Much lament is also a confession of sin, but that’s not true of all lament. Sometimes the speaker is crying out to God after suffering unjustly, at least from their point of view.
Glenn Pemberton, who was my dorm RA back in the day, has written a book about the Psalms of Lament. I haven’t read it, but knowing Glenn’s work, I’m sure it’s excellent. Richard Beck wrote a blog post based on some of the information in that book. He included a graphic representing a comparison the book makes, comparing the Psalms to modern hymnals. It’s interesting:
Graph taken from Experimental Theology blog
Our culture doesn’t like to cry. No wailing at funerals like in other cultures. Tears are hidden and apologized for.

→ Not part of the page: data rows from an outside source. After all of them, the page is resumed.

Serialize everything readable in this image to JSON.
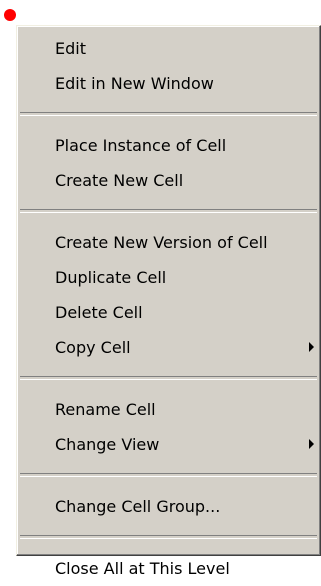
{
  "marker": {
    "color": "#ff0000"
  },
  "menu": {
    "groups": [
      {
        "items": [
          {
            "label": "Edit"
          },
          {
            "label": "Edit in New Window"
          }
        ]
      },
      {
        "items": [
          {
            "label": "Place Instance of Cell"
          },
          {
            "label": "Create New Cell"
          }
        ]
      },
      {
        "items": [
          {
            "label": "Create New Version of Cell"
          },
          {
            "label": "Duplicate Cell"
          },
          {
            "label": "Delete Cell"
          },
          {
            "label": "Copy Cell",
            "submenu": true
          }
        ]
      },
      {
        "items": [
          {
            "label": "Rename Cell"
          },
          {
            "label": "Change View",
            "submenu": true
          }
        ]
      },
      {
        "items": [
          {
            "label": "Change Cell Group..."
          }
        ]
      },
      {
        "items": [
          {
            "label": "Close All at This Level"
          }
        ]
      }
    ]
  }
}
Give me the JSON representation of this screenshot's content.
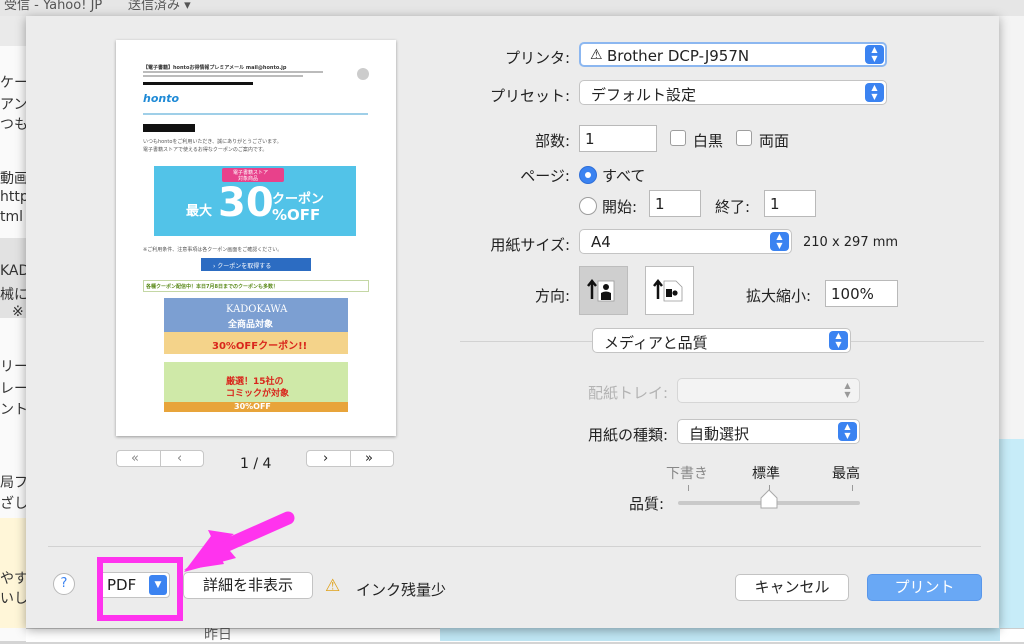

The church needs to learn to cry. If Jesus, knowing that Lazarus would soon be raised, could shed a tear at his friend’s tomb, we too can cry upon seeing the pain of others. After what happened on Friday in Connecticut, tears are more than appropriate.
“Then Herod, when he saw that he had been tricked by the wise men, became furious, and he sent and killed all the male children in Bethlehem and in all that region who were two years old or under, according to the time that he had ascertained from the wise men. Then was fulfilled what was spoken by the prophet Jeremiah: “A voice was heard in Ramah, weeping and loud lamentation, Rachel weeping for her children; she refused to be comforted, because they are no more.”” (Matthew 2:16–18)
Let the Bible teach us how to lament.